# Led comparison samsung vs cree vs nichia



## bikerjay (Sep 16, 2007)

I made a spread sheet to help me choose the best LEDs for an upcoming build. I like 4000-5000k color the best and will be running them at 1500ma so this is what the sheet shows.

Values high lighted in green were calculated by me other values I pulled from data sheets as best as i could.

Here is the link:

https://docs.google.com/spreadsheet...WlF5V3VBYnl3eGc&single=true&gid=0&output=html

For a 6 up i will be using 4 xt-e and 2 samsung

for a 3 up it will be 2 xt-e and a samsung

This should be a nice mix of thow and flood and a nice 72.5 CRI 5000k beam.

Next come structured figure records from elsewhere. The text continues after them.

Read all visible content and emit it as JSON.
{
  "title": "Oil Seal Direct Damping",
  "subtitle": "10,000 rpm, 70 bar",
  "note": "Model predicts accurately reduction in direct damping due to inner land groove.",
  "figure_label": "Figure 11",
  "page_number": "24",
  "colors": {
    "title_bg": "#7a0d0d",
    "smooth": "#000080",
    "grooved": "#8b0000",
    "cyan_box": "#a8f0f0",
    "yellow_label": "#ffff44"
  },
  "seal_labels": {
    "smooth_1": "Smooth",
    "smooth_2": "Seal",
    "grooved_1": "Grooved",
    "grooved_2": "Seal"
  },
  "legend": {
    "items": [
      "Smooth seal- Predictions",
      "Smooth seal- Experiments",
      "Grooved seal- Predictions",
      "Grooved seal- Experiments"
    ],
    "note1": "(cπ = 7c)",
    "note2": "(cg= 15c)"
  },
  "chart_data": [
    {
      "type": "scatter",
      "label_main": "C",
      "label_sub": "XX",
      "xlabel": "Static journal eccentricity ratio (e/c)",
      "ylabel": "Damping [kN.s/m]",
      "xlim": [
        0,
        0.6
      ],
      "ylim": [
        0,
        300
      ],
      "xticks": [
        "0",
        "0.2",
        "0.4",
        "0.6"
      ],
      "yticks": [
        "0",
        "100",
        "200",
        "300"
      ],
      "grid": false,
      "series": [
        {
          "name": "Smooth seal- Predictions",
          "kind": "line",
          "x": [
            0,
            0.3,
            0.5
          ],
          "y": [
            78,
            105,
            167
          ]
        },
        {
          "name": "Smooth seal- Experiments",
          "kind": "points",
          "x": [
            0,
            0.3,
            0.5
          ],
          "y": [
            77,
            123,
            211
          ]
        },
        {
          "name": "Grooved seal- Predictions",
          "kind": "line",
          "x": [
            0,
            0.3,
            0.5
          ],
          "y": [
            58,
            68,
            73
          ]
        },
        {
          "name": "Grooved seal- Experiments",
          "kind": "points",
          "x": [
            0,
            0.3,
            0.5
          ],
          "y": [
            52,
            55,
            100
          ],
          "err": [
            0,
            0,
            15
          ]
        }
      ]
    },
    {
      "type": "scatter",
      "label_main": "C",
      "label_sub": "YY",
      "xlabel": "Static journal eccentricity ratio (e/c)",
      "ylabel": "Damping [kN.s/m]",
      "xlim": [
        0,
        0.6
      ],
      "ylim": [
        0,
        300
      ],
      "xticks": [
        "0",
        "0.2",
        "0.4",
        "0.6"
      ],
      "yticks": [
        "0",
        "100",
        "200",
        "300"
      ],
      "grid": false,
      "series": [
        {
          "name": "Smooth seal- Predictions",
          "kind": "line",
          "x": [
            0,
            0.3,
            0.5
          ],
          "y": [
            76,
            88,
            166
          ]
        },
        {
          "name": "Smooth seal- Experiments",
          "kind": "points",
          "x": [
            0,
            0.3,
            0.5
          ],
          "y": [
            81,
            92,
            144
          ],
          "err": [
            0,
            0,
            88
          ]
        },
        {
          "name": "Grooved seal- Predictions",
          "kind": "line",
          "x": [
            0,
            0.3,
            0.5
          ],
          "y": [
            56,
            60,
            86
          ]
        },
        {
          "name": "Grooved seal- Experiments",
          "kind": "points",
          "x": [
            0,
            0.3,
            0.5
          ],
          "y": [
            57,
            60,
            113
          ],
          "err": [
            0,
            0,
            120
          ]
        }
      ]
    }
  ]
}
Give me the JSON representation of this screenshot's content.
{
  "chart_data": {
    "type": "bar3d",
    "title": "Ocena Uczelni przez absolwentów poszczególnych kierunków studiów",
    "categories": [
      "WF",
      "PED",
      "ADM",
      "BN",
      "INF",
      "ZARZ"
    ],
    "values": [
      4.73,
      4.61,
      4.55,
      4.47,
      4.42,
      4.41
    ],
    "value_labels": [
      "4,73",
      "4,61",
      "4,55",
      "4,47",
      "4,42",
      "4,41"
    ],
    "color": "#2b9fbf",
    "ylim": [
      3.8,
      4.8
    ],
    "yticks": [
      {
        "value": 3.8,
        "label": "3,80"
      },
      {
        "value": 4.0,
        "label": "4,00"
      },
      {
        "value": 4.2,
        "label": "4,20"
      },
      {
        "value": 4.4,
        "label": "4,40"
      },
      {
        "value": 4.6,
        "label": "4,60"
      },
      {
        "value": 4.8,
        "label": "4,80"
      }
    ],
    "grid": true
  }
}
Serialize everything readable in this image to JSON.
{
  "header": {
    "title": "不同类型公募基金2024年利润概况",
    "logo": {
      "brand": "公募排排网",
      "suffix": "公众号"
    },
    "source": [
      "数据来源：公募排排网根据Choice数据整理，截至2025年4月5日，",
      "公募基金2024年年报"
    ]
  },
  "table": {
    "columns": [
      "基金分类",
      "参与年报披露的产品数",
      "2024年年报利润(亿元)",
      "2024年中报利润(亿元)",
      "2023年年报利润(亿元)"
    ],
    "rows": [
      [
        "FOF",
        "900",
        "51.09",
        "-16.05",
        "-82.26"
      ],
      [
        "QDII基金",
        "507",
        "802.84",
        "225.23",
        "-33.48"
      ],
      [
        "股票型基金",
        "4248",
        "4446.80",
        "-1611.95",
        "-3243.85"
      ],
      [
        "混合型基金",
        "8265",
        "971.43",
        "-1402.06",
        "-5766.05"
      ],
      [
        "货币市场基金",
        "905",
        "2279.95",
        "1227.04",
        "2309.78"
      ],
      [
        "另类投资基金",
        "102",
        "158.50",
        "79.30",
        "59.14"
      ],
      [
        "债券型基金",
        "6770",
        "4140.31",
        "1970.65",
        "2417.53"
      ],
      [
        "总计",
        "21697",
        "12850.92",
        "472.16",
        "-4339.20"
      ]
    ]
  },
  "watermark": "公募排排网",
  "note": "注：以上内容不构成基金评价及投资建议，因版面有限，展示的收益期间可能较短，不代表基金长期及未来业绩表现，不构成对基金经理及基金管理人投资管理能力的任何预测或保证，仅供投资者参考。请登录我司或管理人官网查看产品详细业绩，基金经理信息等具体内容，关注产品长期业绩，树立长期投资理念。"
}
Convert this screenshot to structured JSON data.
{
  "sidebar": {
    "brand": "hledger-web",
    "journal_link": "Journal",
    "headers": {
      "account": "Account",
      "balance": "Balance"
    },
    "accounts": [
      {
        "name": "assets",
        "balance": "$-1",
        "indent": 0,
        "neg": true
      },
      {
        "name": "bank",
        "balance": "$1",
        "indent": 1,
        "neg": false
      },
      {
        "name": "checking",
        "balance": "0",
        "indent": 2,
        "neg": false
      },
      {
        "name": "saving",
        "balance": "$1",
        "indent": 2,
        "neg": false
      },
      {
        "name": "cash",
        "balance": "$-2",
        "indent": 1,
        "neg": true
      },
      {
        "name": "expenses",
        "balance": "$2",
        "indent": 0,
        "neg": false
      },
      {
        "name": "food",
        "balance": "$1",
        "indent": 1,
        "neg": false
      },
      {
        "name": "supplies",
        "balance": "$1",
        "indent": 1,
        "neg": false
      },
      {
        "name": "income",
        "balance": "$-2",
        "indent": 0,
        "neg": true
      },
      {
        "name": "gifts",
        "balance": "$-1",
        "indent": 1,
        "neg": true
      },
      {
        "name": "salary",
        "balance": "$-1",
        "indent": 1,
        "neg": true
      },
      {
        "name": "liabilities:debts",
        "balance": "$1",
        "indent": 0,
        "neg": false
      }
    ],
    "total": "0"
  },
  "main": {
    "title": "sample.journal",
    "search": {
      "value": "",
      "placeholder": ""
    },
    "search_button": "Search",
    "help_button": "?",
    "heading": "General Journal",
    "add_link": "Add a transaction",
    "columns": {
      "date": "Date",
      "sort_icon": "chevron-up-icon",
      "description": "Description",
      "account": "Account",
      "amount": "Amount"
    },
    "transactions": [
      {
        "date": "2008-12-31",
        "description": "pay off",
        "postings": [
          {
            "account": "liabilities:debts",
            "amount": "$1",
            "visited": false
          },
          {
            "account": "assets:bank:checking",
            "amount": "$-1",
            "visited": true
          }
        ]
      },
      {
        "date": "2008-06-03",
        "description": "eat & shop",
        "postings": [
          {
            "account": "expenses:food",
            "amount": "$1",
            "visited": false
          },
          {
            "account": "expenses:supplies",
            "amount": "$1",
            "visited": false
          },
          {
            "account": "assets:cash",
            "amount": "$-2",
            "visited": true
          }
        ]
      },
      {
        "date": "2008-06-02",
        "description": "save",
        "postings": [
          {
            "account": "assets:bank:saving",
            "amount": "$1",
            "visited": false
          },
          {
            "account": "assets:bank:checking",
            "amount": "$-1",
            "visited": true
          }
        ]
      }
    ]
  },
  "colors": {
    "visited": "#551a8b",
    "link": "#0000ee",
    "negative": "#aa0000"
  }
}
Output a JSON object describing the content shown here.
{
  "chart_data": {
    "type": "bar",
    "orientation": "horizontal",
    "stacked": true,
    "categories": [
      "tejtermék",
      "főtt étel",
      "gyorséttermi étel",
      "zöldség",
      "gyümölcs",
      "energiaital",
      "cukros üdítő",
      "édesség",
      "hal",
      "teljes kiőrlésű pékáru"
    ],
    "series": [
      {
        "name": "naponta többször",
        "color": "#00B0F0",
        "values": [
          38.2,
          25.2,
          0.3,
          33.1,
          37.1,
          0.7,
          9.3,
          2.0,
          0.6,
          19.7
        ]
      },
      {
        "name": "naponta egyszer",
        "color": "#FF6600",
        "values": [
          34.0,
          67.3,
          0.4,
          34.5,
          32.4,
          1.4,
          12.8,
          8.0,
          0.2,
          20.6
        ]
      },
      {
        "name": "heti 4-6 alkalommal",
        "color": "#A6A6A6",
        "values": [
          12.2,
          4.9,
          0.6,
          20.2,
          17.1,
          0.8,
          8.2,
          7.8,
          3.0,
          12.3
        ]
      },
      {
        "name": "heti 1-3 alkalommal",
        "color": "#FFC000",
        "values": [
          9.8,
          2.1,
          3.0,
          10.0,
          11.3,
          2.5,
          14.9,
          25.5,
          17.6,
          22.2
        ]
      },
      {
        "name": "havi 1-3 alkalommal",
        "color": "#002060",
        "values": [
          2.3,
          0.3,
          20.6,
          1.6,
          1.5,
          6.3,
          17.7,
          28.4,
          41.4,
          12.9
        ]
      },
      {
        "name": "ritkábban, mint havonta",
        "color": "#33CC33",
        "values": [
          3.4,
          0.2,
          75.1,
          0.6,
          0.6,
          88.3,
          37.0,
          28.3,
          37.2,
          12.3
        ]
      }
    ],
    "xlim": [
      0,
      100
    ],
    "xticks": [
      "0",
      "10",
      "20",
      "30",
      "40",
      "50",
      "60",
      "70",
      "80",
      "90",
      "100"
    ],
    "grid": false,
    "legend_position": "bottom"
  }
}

Note the throw category where I ranked em according to personal preference and beam shots from lux-rc / quazzle. 1 being the best thrower.

Of interest is that for flat out performance the XML is still king even in the neutral 5000K. Of course it just does not lend it self to the builds I have in mind.

Seems like nichia is only a contender is warm white not cool or neutral.

We sure have come a long way from the xp-e which I did not even consider.


----------



## yetibetty (Dec 24, 2007)

You might want to also consider the Oslon from Osram. I have no idea if they are any good or not but have ordered a sample from here: OSRAM Opto Semiconductors | OSLON Square


----------